Ultimately, Fawcett's image would take the shape of (to name only a few) dolls; a jigsaw puzzle; a board-piece in the Charlie's Angels game; a hairstyle-practice doll; and a rubber eraser top jammed on the end of a pencil.
We all know the story of Fawcett leaving Charlie's Angels at the height of her fame to pursue a career in film. She even cut and flat-ironed her hair, which made her look more striking, but felt like a pointed dismissal of that big Texas shag that made stylist Jose Eber famous and that enticed us all (Ryan O'Neal recently noted that her curls, in the poster, blatantly spell the word sex, an erotic miracle on a par with a painted Madonna's tears). But she did not make a mistake: She was intently following the acting practices and aesthetics of her big decade, noticing that models and jiggling TV-stars were never given important film roles or taken seriously in film, while women like Louise Fletcher, Ellen Burstyn and Sally Field (dowdy, deadly serious) were bringing home gold statuettes.
And so Fawcett, four years after leaving Angels in 1980, made The Burning Bed , a wrenching and critically acclaimed true account of a chronically abused woman in Dansville, Mich., who set her husband on fire while he was sleeping, and drove herself and her children to the police station to confess.
Fawcett would go on to play a number of similarly horrific roles, most notably in Extremities and most memorably in Small Sacrifices and, leaving aside her turn in Cannonball Run (contracted while still an Angel), she always played hard, besieged women.
And, sadly, she became one.
Her marriage to O'Neal, who lured her from husband Lee Majors in 1979, has been an obvious disaster, fraught with drugs and violence, and her personal life, eventually, took an axe to her beauty. Her limbs became frail and knotted; her nose sagged; her eyes lost that sense of blissful engagement. “I know now that I didn't appreciate life,” Fawcett says in the documentary Farrah's Story , that airs this Friday on NBC.
By 1997, Fawcett seemed simply wrecked, as she appeared in Playboy rolling naked in paint; and appeared on Letterman , famously, while jittering and, ultimately, imploding.
Still, she rallied and made a Robert Altman film, Dr.

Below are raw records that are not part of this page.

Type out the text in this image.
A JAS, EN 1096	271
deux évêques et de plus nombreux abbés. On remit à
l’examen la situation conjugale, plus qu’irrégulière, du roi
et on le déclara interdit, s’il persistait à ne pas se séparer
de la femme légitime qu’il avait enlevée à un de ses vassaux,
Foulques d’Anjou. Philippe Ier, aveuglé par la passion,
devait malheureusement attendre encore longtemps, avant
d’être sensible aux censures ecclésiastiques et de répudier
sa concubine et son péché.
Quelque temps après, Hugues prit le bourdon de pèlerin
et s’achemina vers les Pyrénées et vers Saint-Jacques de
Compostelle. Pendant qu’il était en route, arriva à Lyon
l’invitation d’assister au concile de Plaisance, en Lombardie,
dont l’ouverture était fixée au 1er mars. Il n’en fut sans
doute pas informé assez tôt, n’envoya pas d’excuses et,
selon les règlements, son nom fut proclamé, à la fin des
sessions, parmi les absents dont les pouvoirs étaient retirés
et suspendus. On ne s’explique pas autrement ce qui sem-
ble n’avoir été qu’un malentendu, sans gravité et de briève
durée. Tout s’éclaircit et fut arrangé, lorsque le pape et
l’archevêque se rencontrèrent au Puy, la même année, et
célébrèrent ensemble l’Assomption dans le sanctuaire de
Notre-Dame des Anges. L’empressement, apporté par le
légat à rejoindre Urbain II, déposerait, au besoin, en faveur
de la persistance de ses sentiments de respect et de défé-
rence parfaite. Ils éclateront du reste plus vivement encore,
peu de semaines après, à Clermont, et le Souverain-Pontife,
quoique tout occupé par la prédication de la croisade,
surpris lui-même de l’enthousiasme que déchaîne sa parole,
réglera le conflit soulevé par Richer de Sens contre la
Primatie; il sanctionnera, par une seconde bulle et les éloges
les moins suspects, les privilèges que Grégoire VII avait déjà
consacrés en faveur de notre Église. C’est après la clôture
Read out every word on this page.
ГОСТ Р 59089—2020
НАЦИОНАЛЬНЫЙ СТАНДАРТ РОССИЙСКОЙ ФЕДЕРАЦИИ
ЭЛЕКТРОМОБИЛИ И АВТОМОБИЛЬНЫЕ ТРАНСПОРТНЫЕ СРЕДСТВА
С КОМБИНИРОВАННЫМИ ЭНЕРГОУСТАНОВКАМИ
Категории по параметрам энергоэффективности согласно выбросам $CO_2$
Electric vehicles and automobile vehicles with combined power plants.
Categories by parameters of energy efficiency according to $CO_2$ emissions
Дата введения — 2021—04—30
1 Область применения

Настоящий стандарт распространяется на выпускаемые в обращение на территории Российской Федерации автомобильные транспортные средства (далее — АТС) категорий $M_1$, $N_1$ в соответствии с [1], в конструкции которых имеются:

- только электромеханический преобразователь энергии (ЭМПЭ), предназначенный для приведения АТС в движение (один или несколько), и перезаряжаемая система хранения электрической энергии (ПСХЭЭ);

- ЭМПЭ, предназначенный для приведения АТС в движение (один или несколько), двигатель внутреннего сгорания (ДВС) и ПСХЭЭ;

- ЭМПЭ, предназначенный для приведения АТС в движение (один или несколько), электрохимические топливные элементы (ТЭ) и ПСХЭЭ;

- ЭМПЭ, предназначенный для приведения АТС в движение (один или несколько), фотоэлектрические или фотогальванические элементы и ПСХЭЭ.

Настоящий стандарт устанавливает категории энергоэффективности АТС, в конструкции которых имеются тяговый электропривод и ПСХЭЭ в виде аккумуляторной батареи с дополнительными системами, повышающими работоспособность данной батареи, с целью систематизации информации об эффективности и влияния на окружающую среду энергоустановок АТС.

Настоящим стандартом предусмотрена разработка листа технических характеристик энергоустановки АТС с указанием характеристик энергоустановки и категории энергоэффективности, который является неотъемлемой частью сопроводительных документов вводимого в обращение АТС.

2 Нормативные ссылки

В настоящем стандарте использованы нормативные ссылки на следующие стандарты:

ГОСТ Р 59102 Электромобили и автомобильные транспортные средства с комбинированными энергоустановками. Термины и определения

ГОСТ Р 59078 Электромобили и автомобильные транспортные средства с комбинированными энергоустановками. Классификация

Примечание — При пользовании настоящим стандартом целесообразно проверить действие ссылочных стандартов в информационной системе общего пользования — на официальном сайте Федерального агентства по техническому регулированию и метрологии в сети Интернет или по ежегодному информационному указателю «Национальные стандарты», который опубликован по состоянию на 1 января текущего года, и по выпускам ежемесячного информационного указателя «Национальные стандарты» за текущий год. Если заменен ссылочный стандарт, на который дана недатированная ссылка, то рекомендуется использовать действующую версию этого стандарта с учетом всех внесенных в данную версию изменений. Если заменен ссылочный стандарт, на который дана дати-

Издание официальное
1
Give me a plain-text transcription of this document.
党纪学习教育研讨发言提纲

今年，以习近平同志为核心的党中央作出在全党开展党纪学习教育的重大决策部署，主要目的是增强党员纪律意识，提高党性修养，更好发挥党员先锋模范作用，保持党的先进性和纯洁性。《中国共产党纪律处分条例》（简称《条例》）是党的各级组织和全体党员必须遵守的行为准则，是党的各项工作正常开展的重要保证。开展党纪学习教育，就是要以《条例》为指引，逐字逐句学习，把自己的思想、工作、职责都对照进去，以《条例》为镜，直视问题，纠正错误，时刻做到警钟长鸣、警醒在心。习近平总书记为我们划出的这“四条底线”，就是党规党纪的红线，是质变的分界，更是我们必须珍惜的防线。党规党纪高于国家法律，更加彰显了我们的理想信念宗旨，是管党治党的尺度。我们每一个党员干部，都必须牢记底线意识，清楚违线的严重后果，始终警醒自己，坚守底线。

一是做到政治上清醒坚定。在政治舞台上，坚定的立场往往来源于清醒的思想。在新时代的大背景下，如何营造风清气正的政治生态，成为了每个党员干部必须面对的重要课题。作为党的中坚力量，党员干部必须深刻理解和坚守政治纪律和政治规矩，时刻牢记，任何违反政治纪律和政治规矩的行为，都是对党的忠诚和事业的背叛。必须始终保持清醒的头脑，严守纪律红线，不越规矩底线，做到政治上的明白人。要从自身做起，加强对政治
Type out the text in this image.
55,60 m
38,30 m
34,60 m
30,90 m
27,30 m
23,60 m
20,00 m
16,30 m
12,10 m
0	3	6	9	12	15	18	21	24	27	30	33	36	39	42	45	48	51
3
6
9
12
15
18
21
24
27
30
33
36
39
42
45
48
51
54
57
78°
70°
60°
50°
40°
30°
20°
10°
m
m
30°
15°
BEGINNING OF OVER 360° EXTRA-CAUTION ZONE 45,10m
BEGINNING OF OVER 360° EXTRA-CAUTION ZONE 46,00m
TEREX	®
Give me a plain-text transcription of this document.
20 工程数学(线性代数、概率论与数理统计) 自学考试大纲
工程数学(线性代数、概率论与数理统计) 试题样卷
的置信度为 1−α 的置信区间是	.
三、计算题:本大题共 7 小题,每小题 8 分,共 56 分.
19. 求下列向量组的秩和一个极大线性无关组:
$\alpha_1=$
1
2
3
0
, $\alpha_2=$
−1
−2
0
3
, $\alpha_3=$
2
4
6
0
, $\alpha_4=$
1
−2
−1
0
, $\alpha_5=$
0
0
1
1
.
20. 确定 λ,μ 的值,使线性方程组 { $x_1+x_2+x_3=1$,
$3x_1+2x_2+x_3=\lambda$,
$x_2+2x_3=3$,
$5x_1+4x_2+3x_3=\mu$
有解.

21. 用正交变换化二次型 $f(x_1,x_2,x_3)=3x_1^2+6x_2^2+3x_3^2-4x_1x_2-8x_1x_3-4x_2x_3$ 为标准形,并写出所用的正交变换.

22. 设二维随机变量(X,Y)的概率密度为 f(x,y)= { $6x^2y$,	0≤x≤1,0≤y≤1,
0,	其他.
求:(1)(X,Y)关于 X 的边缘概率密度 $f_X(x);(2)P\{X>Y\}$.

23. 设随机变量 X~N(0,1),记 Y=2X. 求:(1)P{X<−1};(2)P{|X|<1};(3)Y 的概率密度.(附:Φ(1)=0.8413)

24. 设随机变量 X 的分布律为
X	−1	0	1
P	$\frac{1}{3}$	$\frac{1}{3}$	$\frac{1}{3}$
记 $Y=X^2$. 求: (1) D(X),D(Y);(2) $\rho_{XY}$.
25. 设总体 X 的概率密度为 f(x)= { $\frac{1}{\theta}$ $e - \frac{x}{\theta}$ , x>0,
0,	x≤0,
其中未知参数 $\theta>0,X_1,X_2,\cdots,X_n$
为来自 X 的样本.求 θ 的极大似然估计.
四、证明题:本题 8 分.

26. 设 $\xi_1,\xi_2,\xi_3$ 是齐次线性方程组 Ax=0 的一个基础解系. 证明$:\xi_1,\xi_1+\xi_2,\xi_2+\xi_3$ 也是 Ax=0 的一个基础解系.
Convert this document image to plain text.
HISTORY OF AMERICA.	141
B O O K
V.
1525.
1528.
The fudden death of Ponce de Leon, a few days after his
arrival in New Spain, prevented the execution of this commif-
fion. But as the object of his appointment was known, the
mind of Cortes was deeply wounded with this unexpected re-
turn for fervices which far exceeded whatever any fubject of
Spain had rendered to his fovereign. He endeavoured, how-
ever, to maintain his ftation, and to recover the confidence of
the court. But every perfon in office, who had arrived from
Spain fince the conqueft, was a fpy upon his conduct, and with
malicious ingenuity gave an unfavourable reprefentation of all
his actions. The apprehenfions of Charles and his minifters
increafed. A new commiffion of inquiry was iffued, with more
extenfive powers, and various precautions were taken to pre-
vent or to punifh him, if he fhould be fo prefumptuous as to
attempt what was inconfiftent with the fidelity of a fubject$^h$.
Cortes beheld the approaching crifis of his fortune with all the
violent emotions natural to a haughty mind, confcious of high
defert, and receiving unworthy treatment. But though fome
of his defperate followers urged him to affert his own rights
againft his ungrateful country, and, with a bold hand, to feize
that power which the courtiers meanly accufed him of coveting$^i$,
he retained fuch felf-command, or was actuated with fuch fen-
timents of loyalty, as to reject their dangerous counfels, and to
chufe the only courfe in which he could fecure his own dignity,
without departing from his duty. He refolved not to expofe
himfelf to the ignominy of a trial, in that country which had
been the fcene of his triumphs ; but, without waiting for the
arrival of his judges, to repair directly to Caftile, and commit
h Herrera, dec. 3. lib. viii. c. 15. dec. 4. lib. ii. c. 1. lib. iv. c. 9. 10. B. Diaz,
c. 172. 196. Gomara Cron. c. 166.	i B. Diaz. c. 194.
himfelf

T & the Women in 2000, and continued to work on her art (Fawcett has been a sculptor and painter since her teens) and her craft until cancer struck, two 1/2 years ago, bending, but not breaking the showiest yellow rose of Texas.
The pugilistic Ryan O'Neal, in the presence of his companion's fierce struggle, has finally flourished, as a man, falling, as he said this week, “in love with her all over again.” Using the language of violence, yet changing it, he also says that his profound sense of her is such that he is constantly being “stabbed in the heart.”
He told People magazine, who also bumped Fawcett's story for Alley's vow “to get back into even better shape,” that she can only speak a few words now. That when he stroked her back the other day, she said, “Don't stop.”
Such intimate confidences are almost unbearable. “I'm a private person,” Fawcett told the Los Angeles Times, “I'm shy about people knowing things.”
Unbearable also is the thought of her pain, of mothers and their children losing each other, of love, ineluctably, shaping itself into a knife.
As tough as any Texas outlaw, Fawcett is looking death in the eye and saying: “I'm ready.”
As Ryan O'Neal hangs onto the bag of her lustrous hair, lost to chemotherapy; as her son joins the general population of an L.A. jail, we remember her, and we ask her, improbably, to look homeward, angel.